The real battle may only be starting, writes Eithne Donnellan, Health Correspondent
The news that there is to be just one children's hospital in Dublin was a surprise announcement yesterday.
That's because up to now there has been a debate about where to provide the most complex treatments, such as heart surgery for children, and it had certainly been argued that such services should be provided on one site only.
But the plan now to provide everything except local A&E services, with no overnight beds, for children on one site in the capital is significantly different.
Minister for Health Mary Harney herself must have been taken aback. She said last September that while she no longer wanted to see specialised treatment services for children spread across "a number of sites", this did not mean that three children's hospitals in Dublin were too many.
It seems the consultants engaged by the Health Service Executive to look at best practice in this area do not agree.
McKinsey and Co, having looked at best international practice in the provision of tertiary care for children, found the Republic with its four million population "can support only one world class tertiary [complex, multidisciplinary] care centre".
This was after looking at over 15 leading tertiary care centres in Australia, Canada, Scandinavia, the UK, US and New Zealand and speaking to staff in each.
They also conducted an extensive review of research published in medical journals and consulted with professional bodies such as the American Academy of Paediatrics.
All their research pointed to the fact that there are better outcomes when large volumes of patients are treated at one centre. They noted for example that the consolidation of paediatric heart surgery from four to two sites in Sweden in 1993 led to a dramatic reduction in mortality rates, despite an increase in complexity of cases.

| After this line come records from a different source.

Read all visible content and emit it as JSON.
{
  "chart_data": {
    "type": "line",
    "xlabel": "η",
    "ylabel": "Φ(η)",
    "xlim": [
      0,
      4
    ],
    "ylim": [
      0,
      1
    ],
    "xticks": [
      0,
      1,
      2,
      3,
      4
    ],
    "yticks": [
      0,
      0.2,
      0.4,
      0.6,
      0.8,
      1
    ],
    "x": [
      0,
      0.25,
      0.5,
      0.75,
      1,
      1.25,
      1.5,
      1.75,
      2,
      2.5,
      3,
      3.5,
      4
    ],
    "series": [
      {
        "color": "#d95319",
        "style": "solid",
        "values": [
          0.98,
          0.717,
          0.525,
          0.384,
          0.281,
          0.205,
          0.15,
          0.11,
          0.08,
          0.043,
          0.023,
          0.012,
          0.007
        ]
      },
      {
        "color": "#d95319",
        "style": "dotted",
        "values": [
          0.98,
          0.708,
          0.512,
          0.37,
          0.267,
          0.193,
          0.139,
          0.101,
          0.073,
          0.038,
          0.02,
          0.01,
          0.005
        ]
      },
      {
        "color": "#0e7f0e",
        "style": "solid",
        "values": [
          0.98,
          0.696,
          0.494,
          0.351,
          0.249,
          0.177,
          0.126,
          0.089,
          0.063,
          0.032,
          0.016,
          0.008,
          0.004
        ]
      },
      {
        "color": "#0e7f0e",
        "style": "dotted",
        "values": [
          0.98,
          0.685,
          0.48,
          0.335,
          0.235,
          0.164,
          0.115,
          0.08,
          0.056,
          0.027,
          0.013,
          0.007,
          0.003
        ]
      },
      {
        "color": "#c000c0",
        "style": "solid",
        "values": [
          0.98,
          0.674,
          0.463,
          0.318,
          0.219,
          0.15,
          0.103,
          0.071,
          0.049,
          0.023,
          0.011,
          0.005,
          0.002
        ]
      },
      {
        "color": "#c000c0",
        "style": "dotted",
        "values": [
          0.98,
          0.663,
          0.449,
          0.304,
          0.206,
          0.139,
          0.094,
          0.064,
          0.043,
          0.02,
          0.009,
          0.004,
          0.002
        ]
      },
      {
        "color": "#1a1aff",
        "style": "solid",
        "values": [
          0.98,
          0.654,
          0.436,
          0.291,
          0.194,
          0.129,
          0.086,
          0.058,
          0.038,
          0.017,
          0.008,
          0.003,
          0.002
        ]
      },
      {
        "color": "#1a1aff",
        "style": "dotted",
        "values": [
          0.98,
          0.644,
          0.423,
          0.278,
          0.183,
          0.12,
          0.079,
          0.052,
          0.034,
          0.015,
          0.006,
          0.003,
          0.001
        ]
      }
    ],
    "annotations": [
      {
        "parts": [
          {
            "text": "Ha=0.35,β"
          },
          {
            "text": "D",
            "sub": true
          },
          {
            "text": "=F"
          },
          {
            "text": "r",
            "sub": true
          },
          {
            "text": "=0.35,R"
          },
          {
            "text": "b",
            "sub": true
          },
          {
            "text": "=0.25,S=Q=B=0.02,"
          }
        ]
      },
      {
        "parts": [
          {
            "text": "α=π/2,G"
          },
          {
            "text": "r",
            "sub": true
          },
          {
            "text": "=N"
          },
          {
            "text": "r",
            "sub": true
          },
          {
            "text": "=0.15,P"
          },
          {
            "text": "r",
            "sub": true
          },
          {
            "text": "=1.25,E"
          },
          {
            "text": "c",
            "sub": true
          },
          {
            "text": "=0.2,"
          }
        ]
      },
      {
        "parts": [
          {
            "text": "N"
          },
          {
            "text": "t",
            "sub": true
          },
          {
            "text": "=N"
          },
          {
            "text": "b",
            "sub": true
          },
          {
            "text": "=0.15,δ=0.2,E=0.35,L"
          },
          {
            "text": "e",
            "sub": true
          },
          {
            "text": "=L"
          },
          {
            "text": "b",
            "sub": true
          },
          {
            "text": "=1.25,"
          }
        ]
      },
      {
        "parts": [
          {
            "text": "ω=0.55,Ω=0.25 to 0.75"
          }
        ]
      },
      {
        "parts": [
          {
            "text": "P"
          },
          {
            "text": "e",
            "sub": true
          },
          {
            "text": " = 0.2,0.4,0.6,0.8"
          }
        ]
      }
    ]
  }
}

The consultants also stressed there were huge benefits for a children's hospital to be "co-located" with an adult hospital. They defined co-location variously as "adjacent to an adult hospital" and "being within a practical walking distance" of the adult hospital. In such circumstances, they said, the hospitals could share specialists and equipment, but they recommended their budgets be kept separate.
Their recommendations spell huge changes, some of which are likely to meet with resistance. The children's hospitals in Dublin have been reluctant at times to co-operate in the past.
There were rows between them for years, for example, about where one replacement surgeon should be located. At the time, the dispute was branded a "turf war" by Prof Brendan Drumm, now head of the HSE, then a consultant paediatrician in Crumlin.
There is likely to be a war of words again between the different stakeholders about where the one national children's hospital should be located.
While most of them welcomed the plan for one hospital yesterday, they may not be as happy when the location for the new hospital is announced.
There are a number of possible locations. The experts say the new hospital should be adjacent to an adult hospital and be easily accessible.
Temple Street was already about to move to the Mater and work costing millions in preparation for the move had already been carried out at the Mater campus. Given the Mater's proximity to Mountjoy Prison, which is due to move out to north Dublin, this could be an option. There are also plans to run a metro through the area.
Then there is Tallaght Hospital, which already incorporates the National Children's Hospital. And it is on the Luas.
But other adult hospital sites cannot be ruled out, Prof Drumm indicated. Each hospital will be waging its own campaign. Even private hospitals might bid.
However, the real battle in moving the project forward will be a political one. If the new hospital were not to be at the Mater/Temple Street site, in Taoiseach Bertie Ahern's own constituency, he could be in for a bashing on the doorsteps in the run-up to the next election.
Already residents on Dublin's northside are expressing fears about having to travel, for example to Tallaght for secondary care, if the new hospital were to be based there. They seem to be forgetting that the new hospital is to be a national children's hospital and many parents will have to travel much farther - from all corners of the country - to have their children treated there.